Lipoprotein (a) (Lp (a)) increases global cardiovascular risk, especially when LDL cholesterol is concomitantly elevated. Epidemiologic data show that Lp (a) concentration in plasma can be used to predict the risk of early atherogenesis in a dose-dependent manner and late stages of atherosclerosis are accelerated by elevated Lp (a). Therapeutic means to lower Lp (a) are limited. The most effective method to reduce plasma Lp (a) concentration significantly is therapeutic apheresis. Because apheresis is laborious and expensive, patients considered for this procedure should suffer from high Lp (a) concentrations, well beyond 50 mg/dL, and have manifested and progressive coronary heart disease despite maximal drug therapy. Experimental data and therapeutic results will be discussed in the present paper.

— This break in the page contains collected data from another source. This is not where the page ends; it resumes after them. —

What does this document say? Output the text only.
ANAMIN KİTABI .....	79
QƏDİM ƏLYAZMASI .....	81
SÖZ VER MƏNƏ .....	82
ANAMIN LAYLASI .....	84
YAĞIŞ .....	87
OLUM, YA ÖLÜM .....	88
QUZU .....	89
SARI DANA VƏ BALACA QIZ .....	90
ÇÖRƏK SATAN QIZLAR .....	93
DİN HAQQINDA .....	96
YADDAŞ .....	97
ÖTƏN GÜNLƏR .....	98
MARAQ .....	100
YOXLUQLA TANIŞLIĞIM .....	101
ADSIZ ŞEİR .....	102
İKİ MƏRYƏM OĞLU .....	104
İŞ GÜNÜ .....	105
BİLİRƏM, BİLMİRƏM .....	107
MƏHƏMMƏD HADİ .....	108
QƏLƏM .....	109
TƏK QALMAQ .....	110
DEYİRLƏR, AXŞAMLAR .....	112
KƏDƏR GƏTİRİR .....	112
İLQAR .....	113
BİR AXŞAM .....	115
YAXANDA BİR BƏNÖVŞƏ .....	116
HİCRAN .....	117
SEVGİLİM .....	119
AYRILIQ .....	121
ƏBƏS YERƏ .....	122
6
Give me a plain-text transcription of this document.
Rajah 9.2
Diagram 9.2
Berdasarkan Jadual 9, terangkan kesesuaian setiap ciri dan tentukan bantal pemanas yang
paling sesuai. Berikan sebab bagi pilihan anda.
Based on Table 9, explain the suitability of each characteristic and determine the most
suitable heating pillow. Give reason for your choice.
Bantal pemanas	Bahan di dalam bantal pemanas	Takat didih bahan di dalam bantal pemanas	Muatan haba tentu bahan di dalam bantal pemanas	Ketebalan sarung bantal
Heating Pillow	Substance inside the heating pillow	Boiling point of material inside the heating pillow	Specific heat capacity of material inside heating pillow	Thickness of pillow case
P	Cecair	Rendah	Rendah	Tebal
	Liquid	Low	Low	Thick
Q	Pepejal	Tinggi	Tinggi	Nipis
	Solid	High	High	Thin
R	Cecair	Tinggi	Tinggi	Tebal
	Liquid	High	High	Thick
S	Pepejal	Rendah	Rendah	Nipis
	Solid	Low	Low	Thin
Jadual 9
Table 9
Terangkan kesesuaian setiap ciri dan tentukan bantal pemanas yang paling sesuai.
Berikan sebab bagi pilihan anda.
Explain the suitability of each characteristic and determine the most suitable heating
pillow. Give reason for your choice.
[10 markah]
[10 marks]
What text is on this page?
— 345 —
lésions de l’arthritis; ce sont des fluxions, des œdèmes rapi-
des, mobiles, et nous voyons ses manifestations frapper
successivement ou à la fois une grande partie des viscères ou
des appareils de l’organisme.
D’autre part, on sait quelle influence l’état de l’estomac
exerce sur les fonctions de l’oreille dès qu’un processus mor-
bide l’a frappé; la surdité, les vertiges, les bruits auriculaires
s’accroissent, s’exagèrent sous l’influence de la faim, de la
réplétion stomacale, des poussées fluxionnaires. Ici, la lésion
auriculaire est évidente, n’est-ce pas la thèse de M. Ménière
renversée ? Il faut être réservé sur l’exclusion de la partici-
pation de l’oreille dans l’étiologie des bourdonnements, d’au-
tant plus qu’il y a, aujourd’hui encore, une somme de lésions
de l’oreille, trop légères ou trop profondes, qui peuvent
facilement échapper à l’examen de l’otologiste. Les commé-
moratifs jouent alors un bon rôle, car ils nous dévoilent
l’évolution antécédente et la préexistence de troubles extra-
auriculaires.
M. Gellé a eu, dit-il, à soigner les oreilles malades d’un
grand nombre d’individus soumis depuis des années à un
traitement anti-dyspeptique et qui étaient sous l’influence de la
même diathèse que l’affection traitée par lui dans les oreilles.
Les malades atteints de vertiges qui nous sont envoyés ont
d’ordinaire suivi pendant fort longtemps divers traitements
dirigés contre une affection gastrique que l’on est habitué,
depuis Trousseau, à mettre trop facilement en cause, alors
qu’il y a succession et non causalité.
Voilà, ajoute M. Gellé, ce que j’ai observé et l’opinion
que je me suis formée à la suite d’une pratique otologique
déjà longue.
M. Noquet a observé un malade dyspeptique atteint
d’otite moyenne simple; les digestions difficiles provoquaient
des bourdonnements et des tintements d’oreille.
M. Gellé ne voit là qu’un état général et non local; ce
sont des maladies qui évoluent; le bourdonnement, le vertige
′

脂蛋白(a) [Lp(a)]会增加整体心血管疾病风险,尤其是在低密度脂蛋白胆固醇同时升高时。流行病学数据表明,血浆中Lp(a)浓度可用于以剂量依赖方式预测早期动脉粥样硬化发生风险,而Lp(a)升高会加速动脉粥样硬化后期进程。降低Lp(a)的治疗手段有限。显著降低血浆Lp(a)浓度的最有效方法是治疗性血液成分单采。由于血液成分单采费力且昂贵,考虑采用该方法的患者应具备Lp(a)浓度极高(远超50mg/dL)且尽管接受了最大程度药物治疗仍有明显且进展性冠心病的情况。本文将讨论实验数据和治疗结果。